I thought of the women who were kidnapped and held captive by the radical Islamist group, Boko Haram, in Nigeria. It has been reported that of the 234 women who were recently rescued, at least 214 of them are now pregnant, raped by their captors. How does this atrocity jive with our picture of motherhood? My brain doesn’t even know what to do with this piece of information. The glass has been thrown to the ground, shattered into countless shards.
I thought of the women in my life who have consciously chosen to not become mothers. I earnestly honor their choice, not only because it flies in the face of “the norm”, but because of the consciousness required to actually live that choice. Too many women become mothers UNconsciously. And then what? How does that serve anyone? Mother? Child? Society? Motherhood is BIG, a role that – once taken on – never ends. Even as a woman whose only child is now dead, I am still “a mother.”
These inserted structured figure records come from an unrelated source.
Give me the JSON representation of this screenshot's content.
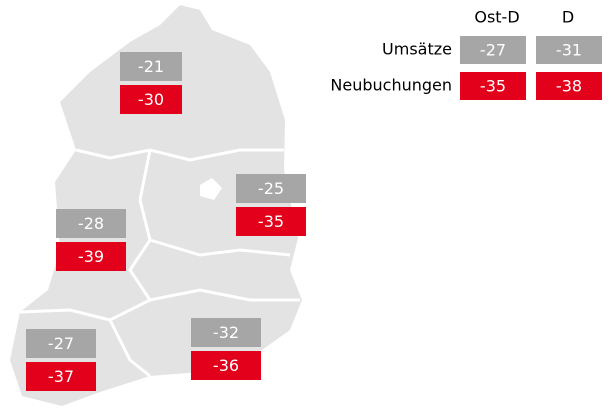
{
  "legend": {
    "columns": [
      "Ost-D",
      "D"
    ],
    "rows": [
      {
        "label": "Umsätze",
        "values": [
          -27,
          -31
        ]
      },
      {
        "label": "Neubuchungen",
        "values": [
          -35,
          -38
        ]
      }
    ]
  },
  "regions": [
    {
      "umsaetze": -21,
      "neubuchungen": -30
    },
    {
      "umsaetze": -25,
      "neubuchungen": -35
    },
    {
      "umsaetze": -28,
      "neubuchungen": -39
    },
    {
      "umsaetze": -27,
      "neubuchungen": -37
    },
    {
      "umsaetze": -32,
      "neubuchungen": -36
    }
  ]
}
So here’s a revised version of what I posted on Facebook on Mother’s Day 2015, because it’s about so much more than those photos of “Mother & Child” that make us erupt into a chorus of “Awwww…”
Here’s to those of you…
- whose mothers have passed,
- whose mothers are in the throes of Alzheimer’s, are not quite here, and no longer know who you are,
- whose mothers disappointed (and possibly continue to disappoint),
- who have outlived a child, or whose child is sick -acutely or chronically,
- who wanted to be mothers and couldn’t or didn’t,
- whose babies were conceived in violence and fear, and who have loved these babies regardless,
- who miscarried, the ones we know about and the ones who carried this loss in silence,
- who have shown up as mothers to others’ children – the aunties, the best friends, the mentors.
Mother’s Day is for all of us too. If I’m going to raise a glass on Mother’s Day, here’s what I want to be toasting: the idea of mothering my SELF, my tender, precious self, of tapping into the Mother Within who envisions my highest being, not because that version of me is possible,but because that version of me already exists.
Let’s raise our community of glasses on all future Mother’s Days to THAT.